- Relator(a)
- Ministro Sérgio Kukina
- Órgão julgador
- Primeira Turma
- Data do julgamento
- 04/09/2023
- Data de publicação
- 08/09/2023
STJ – Acórdão, Rel. Ministro Sérgio Kukina, Primeira Turma, j. 04/09/2023, p. 08/09/2023
TRIBUTÁRIO. PROCESSUAL CIVIL. MEDIDA CAUTELAR FISCAL. VIOLAÇÃO AOS ARTS. 489 E 1.022 DO CPC. NÃO OCORRÊNCIA. RECURSO ESPECIAL. RAZÕES DISSOCIADAS E INSUFICIENTES AO COMBATE DOS ALICERCES DO ARESTO RECORRIDO. SÚMULAS 283 E 284/STF. REEXAME DE FATOS E PROVAS. SÚMULA 7/STJ. DISSÍDIO PREJUDICADO. 1. Não há ofensa aos arts. 489, § 1º, e 1.022 do CPC quando o Tribunal de origem dirime, fundamentadamente, as questões que lhe foram submetidas e aprecia integralmente a controvérsia posta nos autos. 2. Inviável o conhecimento do apelo raro na hipótese em que apresenta razões dissociadas das premissas e dos contornos fáticos delineados na instância ordinária, bem como deixa de combater alicerces suficientes e autônomos do aresto recorrido ao reconhecer a regularidade da medida cautelar fiscal aforada contra a parte agravante.

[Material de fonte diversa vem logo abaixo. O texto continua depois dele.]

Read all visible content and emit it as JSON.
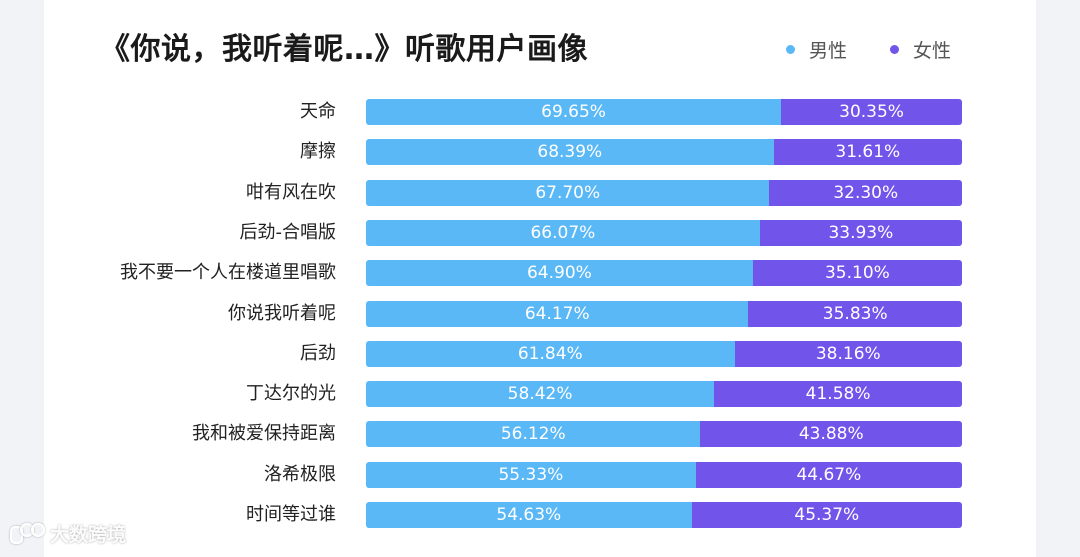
{
  "chart_data": {
    "type": "bar",
    "orientation": "horizontal",
    "stacked": true,
    "percent": true,
    "title": "《你说，我听着呢…》听歌用户画像",
    "legend_position": "top-right",
    "categories": [
      "天命",
      "摩擦",
      "咁有风在吹",
      "后劲-合唱版",
      "我不要一个人在楼道里唱歌",
      "你说我听着呢",
      "后劲",
      "丁达尔的光",
      "我和被爱保持距离",
      "洛希极限",
      "时间等过谁"
    ],
    "series": [
      {
        "name": "男性",
        "color": "#5ab8f7",
        "values": [
          69.65,
          68.39,
          67.7,
          66.07,
          64.9,
          64.17,
          61.84,
          58.42,
          56.12,
          55.33,
          54.63
        ],
        "labels": [
          "69.65%",
          "68.39%",
          "67.70%",
          "66.07%",
          "64.90%",
          "64.17%",
          "61.84%",
          "58.42%",
          "56.12%",
          "55.33%",
          "54.63%"
        ]
      },
      {
        "name": "女性",
        "color": "#7155eb",
        "values": [
          30.35,
          31.61,
          32.3,
          33.93,
          35.1,
          35.83,
          38.16,
          41.58,
          43.88,
          44.67,
          45.37
        ],
        "labels": [
          "30.35%",
          "31.61%",
          "32.30%",
          "33.93%",
          "35.10%",
          "35.83%",
          "38.16%",
          "41.58%",
          "43.88%",
          "44.67%",
          "45.37%"
        ]
      }
    ]
  },
  "watermark": {
    "text": "大数跨境",
    "icon": "watermark-logo-icon"
  }
}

Incidência das Súmulas 283 e 284/STF. 3. A Corte Regional amparou-se no substrato fático-probatório dos autos para reconhecer a presença dos requisitos do art. 2º da Lei 8.397/92 e a higidez da indisponibilização dos bens da agravante. Logo, não se mostra possível a reforma de tal entendimento na estreita via recursal especial, conforme o óbice sumular 7/STJ. 4. Pelos mesmos motivos, segue obstado o recurso especial pela alínea c do permissivo constitucional, sendo certo que não foram atendidas as exigências dos arts. 1.029, § 1º, do CPC e 255, §§ 1º e 2º, do RISTJ. 5. Agravo interno de J. H. S.A. e outro (Pet 00135594/2023 - fls. 10.737/10.789) não provido. (AgInt nos EDcl no REsp n. 1.826.615/RS, relator Ministro Sérgio Kukina, Primeira Turma, julgado em 4/9/2023, DJe de 8/9/2023.)